MCP servers are process-isolated. They communicate over a transport protocol. A malicious MCP server can return bad data but can’t read the harness’s memory or steal credentials.
In-process plugins share the harness’s address space. A malicious plugin can do anything the harness can do: read credentials, modify tool results, exfiltrate conversation history.

Design guidance:

Make the trust model explicit. If plugins run in-process, document that installing a plugin is equivalent to granting it full access to everything the agent can reach.
Consider WASM or subprocess isolation for untrusted plugins. The performance cost is real but the security boundary is worth it.
At minimum, require plugins to declare their capabilities: which tools they register, which hooks they intercept, which config keys they read. Audit this declaration at install time.
Sign trusted plugins. The plugin registry should distinguish between verified and unverified extensions.

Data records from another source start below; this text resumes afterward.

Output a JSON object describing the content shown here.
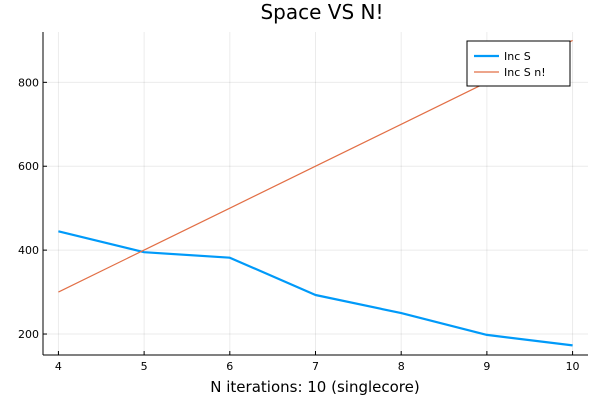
{
  "chart_data": {
    "type": "line",
    "title": "Space VS N!",
    "xlabel": "N iterations: 10 (singlecore)",
    "ylabel": "",
    "x": [
      4,
      5,
      6,
      7,
      8,
      9,
      10
    ],
    "xlim": [
      3.82,
      10.18
    ],
    "ylim": [
      150,
      920
    ],
    "xticks": [
      4,
      5,
      6,
      7,
      8,
      9,
      10
    ],
    "yticks": [
      200,
      400,
      600,
      800
    ],
    "grid": true,
    "legend_position": "top-right",
    "series": [
      {
        "name": "Inc S",
        "color": "#009af9",
        "values": [
          445,
          395,
          382,
          293,
          250,
          198,
          173
        ]
      },
      {
        "name": "Inc S n!",
        "color": "#e26f46",
        "values": [
          300,
          400,
          500,
          600,
          700,
          800,
          900
        ]
      }
    ]
  }
}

Summary: Theory vs. Implementation

Existing pattern	What theory says	What implementation adds
Instruction Files	Static markdown at fixed paths	Runtime prompt compilation from a dependency graph
Tool Protocols	MCP/A2A discovery and invocation	Tool failure taxonomy and structured error propagation
Context Management	Budget bands and compaction triggers	Session persistence, resumption, and stale-context handling
Lifecycle Hooks	Pre/post-tool automation	Streaming as a cross-cutting architectural constraint
Sandboxing	OS-level isolation and permission models	Plugin trust boundaries and in-process vs. transport isolation
Settings Architecture	Four-tier config scope	Project context discovery via directory tree walking
Cost Management	Model routing for cost optimization	Model abstraction, aliasing, and provider-agnostic architecture
Not covered	—	LSP as a semantic tool layer
Not covered	—	Editor/IDE compatibility and interface abstraction
Not covered	—	Credential lifecycle management (OAuth, token refresh, storage)

These patterns are not speculative. They are extracted from running code that handles real conversations, real tool calls, and real failures. The gap between the patterns we document and the patterns we build is the gap between architecture and engineering — and closing it is what turns a framework diagram into a working system.